Problems also arise from "pirate" operators that work to their own laws. If you find a tour with a price "too good to be true", it's because it generally is. The prices of the tours are pretty much set, with the money going to the conservation of whale sharks, training guides, whale shark operation licenses and permits, local economy, and covering costs. These "cheap alternatives" are more than likely a pirate company with little or no respect for the region's conservation, rules and regulations, or economy. Many of the problems and accidents that occur during whale shark season occur because of these illegal operators.
Holbox and Isla Mujeres are home to the fastest-growing whale shark ecotourism in the world, and systems are in place to ensure that the animals are protected, and the strict rules and regulations are abided by.
In Isla Mujeres, we are fortunate to be privy to not just one but possibly two phenomenal natural events, not just the Afuera, the gathering of whale sharks, but also the unseen scombrid spawning that initiates all of this. Therefore the Yucatan region is an important area of biological activity worthy of significant and sustained conservation efforts. How we respect these wonders of nature will determine whether an eco-touristic approach is successful and beneficial to these creatures.

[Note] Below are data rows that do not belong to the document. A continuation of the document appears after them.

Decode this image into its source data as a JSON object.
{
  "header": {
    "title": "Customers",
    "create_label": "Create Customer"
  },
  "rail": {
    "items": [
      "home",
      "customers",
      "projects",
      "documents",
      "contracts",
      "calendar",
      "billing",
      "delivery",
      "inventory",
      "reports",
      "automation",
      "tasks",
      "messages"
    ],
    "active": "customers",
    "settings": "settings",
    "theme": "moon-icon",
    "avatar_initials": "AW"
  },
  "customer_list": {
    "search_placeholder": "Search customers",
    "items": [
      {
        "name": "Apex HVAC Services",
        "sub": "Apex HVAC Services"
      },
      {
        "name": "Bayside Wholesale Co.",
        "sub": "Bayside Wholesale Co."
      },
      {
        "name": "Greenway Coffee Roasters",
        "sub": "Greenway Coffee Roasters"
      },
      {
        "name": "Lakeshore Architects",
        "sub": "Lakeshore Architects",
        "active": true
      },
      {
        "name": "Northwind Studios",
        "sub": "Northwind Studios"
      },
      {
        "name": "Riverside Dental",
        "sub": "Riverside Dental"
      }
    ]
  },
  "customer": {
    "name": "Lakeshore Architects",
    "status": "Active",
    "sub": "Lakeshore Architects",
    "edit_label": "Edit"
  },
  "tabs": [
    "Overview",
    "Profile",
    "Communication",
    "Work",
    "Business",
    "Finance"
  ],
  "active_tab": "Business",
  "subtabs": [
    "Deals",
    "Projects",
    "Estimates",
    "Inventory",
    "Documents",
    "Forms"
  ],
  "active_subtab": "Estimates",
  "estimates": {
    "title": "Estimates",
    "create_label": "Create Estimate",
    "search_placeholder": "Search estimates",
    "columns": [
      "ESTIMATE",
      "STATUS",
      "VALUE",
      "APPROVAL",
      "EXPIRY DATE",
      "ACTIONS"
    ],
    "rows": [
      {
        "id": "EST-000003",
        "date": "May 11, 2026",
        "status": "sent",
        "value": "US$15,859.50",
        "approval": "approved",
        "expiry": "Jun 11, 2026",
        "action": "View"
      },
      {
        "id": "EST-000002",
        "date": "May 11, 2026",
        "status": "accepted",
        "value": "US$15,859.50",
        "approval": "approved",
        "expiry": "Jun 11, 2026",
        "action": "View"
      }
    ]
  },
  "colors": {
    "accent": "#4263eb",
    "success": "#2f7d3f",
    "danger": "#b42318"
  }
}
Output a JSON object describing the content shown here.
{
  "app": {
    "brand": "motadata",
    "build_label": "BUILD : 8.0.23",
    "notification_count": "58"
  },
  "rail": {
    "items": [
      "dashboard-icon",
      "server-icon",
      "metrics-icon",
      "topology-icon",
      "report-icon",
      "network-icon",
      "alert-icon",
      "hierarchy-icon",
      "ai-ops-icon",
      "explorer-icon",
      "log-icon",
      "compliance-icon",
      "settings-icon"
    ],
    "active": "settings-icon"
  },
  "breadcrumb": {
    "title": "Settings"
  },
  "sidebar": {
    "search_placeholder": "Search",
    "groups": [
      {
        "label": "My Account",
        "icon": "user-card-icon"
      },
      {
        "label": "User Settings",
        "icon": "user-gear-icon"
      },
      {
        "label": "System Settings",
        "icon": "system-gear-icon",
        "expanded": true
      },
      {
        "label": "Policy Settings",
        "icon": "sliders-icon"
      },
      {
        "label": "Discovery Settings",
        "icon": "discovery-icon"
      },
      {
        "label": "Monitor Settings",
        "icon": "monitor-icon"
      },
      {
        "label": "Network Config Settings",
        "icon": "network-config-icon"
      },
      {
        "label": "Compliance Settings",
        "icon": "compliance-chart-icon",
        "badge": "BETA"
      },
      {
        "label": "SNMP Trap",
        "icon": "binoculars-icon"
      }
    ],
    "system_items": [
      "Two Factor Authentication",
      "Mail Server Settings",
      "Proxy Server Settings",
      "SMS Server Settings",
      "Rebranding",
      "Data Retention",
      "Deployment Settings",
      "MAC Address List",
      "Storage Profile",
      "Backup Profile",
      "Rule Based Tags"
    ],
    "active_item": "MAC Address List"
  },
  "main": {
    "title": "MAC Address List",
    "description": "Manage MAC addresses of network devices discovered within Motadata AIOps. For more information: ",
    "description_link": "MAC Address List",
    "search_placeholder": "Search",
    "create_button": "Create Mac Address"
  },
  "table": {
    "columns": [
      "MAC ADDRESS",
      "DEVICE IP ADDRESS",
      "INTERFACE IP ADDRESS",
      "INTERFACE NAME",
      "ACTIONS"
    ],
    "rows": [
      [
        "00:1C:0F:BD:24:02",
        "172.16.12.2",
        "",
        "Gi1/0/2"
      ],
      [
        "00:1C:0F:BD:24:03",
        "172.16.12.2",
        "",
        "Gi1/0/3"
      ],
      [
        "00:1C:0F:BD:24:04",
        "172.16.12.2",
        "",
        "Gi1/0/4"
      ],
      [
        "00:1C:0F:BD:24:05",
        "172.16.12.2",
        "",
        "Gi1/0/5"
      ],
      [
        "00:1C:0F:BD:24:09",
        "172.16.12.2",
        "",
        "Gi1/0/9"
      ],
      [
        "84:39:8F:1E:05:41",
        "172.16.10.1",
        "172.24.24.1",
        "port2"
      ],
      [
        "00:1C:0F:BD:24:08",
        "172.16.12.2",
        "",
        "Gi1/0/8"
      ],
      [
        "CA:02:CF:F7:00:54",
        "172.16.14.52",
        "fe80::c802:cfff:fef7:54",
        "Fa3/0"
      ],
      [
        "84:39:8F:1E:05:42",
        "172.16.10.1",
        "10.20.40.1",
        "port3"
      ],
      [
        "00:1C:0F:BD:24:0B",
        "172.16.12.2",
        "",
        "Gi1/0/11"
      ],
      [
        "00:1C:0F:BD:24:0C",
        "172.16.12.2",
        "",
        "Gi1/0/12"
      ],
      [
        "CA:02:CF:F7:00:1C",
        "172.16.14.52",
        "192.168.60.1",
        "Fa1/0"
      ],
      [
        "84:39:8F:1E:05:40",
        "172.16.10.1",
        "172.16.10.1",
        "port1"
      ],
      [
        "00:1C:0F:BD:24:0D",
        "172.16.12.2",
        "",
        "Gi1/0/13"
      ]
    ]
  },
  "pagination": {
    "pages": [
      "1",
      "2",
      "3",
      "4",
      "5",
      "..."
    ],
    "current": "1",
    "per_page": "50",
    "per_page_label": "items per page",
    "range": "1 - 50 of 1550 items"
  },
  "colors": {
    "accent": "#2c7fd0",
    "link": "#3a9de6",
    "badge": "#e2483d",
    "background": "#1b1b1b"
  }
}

It will take many more years of research and data to separate the issues of tourism and fishing. Still, protecting these magnificent creatures is in everybody's best interest. The question is, can we respect and protect them while entertaining ourselves at their expense? So if you decide to go on a whale shark tour, you must choose wisely the company you book with so that they will honour the sharks and abide by the rules and regulations to snorkel with them appropriately.
Use your opportunities to help research and identify these whale sharks by reporting your findings to www.whaleshark.org.
We know what we know about these graceful creatures because of the work of people such as Simon Pierce, Mark Meekham, Rafael de la Parra Venegas, and Robert Hueter.